There are approximately 50,000 to 60,000 medicolegal cases open at any given moment, but the number of physicians involved is much higher because many suits name multiple defendants.3 In 2004, the National Practitioner Data Bank (NPDB) reported entries for more than 200,000 health-care providers since 1990, most of whom had been reported just one time.4 Again that number is low because not every physician who is sued is reported to the NPDB. Reporting is required only if payment is made by settlement or judgment related to a written demand by a plaintiff. If the case against the physician is dismissed, or the physician wins in court, no report is entered. So the 200,000 entries are just the tip of the iceberg. With roughly 700,000 physicians practicing in the United States, the number of physicians affected by liability litigation could be staggering.
When you want to settle, but the carrier doesn’t
Ordinarily, your interests and those of your carrier are aligned. You both want to win—or at least lose less—but there is one scenario in which your interests may diverge. That is when you believe you are at risk for a judgment that will exceed the policy limit. In such a situation, you want your carrier to tender the full limit, but the carrier faces a worst-case scenario: paying the maximum amount on the policy.
If the carrier believes the case is defensible, it may choose to fight, hoping to win or receive a judgment well below the policy limit. If the carrier’s strategy prevails, all parties will be better off. However, if the carrier gambles and loses, you will face the very scenario you hoped to avoid—exposure to a judgment beyond the policy limit.
The law generally provides that a carrier that wants to gamble must do so with its own money. To do otherwise constitutes action “in bad faith.” After judgment, many physicians sue their own insurance company on the basis of exactly that legal theory. It is even more common for a plaintiff, fresh from victory, to join forces with the doctor defendant and take action against the carrier.
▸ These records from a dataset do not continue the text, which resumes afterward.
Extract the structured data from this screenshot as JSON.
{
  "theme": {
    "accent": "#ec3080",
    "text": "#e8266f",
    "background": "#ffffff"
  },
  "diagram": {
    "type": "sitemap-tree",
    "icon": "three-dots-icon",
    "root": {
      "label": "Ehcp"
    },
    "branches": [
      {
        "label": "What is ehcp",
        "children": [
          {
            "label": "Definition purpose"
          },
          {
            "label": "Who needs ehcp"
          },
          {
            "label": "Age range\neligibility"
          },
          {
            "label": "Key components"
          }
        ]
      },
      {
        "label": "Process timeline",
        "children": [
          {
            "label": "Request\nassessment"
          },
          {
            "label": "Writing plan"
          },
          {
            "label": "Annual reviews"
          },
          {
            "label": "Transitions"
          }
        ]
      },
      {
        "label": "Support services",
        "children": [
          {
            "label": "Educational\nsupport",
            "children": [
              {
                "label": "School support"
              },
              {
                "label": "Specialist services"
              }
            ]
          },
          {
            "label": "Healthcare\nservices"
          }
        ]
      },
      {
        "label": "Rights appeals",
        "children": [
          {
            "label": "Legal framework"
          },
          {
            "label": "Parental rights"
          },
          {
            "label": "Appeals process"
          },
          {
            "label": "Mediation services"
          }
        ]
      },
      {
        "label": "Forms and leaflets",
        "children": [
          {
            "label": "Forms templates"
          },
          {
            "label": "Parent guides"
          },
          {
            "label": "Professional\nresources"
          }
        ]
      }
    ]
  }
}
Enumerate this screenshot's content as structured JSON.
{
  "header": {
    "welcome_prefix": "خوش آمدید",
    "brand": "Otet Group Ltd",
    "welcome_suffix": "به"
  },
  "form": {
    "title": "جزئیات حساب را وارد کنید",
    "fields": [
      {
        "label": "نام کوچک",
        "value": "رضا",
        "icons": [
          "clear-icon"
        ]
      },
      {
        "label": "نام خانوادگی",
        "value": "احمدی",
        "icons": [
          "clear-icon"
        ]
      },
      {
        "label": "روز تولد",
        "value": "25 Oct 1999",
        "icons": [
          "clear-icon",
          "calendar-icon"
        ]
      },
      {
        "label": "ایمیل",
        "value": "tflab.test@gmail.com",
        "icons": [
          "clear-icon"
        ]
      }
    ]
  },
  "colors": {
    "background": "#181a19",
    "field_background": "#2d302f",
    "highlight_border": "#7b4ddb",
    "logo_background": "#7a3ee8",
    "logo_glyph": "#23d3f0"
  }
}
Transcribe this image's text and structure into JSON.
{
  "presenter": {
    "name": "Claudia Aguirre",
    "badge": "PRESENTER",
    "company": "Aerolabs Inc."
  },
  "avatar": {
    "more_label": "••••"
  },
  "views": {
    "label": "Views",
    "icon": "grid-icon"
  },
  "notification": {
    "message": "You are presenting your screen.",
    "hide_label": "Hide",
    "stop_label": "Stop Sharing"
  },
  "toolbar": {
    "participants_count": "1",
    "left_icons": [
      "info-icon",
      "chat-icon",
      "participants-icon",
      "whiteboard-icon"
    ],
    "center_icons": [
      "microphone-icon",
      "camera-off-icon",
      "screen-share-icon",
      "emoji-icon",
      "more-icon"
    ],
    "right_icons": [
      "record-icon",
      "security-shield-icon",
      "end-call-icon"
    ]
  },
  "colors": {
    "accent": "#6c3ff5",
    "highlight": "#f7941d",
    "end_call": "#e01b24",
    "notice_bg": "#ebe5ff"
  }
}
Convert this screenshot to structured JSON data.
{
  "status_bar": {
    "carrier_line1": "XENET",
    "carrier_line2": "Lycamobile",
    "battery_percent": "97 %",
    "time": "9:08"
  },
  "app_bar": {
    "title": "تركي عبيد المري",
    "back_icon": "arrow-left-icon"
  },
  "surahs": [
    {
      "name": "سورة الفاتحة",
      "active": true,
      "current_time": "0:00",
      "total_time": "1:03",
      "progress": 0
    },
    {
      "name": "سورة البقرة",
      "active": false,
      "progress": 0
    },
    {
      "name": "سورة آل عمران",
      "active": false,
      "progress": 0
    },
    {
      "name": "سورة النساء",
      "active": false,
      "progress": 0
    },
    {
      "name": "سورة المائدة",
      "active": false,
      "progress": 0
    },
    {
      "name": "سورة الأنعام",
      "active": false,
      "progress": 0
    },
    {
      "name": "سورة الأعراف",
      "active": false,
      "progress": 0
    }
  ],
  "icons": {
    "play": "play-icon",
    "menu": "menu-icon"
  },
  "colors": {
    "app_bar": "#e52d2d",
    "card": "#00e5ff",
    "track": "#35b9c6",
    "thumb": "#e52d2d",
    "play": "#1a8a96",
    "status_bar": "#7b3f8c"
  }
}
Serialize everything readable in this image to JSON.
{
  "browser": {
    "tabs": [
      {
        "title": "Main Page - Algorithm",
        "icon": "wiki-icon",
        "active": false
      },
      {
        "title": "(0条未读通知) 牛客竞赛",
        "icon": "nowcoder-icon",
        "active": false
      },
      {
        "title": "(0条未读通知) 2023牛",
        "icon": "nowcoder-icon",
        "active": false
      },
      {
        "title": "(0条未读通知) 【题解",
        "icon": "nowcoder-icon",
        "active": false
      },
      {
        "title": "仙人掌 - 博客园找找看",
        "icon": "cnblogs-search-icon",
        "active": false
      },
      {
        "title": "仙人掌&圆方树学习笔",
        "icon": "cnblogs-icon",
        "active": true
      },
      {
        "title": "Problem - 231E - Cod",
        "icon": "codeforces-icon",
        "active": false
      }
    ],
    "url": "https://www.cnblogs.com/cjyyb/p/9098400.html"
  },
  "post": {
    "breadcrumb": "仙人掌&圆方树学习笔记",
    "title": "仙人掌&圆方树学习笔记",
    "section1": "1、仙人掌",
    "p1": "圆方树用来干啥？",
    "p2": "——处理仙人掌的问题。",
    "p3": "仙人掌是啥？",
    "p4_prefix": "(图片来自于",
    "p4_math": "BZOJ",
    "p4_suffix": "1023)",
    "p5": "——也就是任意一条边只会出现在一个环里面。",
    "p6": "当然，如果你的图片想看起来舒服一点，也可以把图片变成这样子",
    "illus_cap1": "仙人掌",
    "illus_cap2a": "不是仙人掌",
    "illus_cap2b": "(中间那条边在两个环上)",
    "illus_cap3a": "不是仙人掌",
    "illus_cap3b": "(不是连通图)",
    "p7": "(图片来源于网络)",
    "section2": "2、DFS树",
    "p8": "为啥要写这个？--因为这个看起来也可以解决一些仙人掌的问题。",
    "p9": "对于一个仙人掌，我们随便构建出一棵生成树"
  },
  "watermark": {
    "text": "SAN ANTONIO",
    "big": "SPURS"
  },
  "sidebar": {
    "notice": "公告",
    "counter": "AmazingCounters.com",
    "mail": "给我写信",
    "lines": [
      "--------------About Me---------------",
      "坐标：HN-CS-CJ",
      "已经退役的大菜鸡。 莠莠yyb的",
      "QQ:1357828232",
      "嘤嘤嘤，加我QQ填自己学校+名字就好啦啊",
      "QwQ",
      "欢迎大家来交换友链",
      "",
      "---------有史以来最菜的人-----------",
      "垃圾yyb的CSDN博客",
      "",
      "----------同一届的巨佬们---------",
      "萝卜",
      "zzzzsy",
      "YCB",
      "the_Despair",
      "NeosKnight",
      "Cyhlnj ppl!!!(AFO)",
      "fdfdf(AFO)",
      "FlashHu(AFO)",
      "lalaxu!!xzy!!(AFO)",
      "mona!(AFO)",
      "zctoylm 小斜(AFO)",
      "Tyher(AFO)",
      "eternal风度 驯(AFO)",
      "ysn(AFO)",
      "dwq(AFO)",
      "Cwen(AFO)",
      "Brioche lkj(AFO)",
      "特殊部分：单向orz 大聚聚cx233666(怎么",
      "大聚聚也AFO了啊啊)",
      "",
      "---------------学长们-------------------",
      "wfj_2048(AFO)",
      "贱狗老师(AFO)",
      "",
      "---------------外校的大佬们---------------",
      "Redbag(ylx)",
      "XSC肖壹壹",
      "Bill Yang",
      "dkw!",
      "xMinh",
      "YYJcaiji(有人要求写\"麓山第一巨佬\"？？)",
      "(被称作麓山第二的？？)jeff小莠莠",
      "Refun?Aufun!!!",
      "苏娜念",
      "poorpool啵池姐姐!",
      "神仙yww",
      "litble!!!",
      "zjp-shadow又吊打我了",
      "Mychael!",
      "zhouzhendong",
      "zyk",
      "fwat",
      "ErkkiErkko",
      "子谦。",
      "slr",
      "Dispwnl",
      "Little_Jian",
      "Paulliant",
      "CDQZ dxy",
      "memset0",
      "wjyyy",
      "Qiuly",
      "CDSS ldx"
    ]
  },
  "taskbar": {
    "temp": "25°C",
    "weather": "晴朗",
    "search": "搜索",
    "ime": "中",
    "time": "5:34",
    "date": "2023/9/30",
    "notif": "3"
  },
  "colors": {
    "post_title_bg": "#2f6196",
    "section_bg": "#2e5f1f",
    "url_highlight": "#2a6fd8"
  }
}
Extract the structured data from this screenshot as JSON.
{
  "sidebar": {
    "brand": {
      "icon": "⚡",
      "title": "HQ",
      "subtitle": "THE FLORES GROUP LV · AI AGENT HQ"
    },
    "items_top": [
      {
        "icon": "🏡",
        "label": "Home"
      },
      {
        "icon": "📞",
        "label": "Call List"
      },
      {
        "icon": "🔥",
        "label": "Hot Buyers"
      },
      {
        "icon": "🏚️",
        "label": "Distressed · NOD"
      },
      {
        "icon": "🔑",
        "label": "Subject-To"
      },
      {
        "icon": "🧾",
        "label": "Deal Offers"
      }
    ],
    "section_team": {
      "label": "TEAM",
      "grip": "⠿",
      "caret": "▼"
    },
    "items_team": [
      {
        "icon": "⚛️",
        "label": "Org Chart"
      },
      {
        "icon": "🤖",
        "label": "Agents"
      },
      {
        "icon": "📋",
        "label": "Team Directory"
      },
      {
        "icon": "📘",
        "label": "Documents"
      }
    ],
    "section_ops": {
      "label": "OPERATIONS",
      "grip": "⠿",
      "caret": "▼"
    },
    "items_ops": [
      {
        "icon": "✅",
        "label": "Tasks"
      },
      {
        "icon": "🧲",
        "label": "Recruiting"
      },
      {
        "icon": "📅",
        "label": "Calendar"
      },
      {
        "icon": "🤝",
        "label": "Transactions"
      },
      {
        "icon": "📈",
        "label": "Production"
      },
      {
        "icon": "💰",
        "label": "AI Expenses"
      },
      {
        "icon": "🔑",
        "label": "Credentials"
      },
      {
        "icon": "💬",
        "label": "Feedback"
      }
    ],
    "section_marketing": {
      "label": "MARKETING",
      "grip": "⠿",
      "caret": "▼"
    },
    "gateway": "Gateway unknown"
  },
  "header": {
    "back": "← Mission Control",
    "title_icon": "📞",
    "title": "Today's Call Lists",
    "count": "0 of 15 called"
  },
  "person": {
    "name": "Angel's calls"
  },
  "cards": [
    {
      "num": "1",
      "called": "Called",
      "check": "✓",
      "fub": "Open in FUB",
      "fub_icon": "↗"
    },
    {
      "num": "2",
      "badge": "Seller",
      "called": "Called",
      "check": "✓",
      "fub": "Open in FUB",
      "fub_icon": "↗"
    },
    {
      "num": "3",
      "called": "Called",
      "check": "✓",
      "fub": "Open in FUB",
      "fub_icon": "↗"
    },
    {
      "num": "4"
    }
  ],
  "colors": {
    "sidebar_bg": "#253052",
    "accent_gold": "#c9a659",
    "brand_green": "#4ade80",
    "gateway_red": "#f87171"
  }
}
This endgame is not automatic, however. If you want to minimize the risk that your pocket will be the only one left to pick after a high-stakes case ends, you must demand in writing that the case be settled up to the policy limit. Under such circumstances, it is best for your personal counsel to deliver that message because the carrier-appointed attorney faces something of a conflict, because she is an advocate for the physician but paid by the carrier.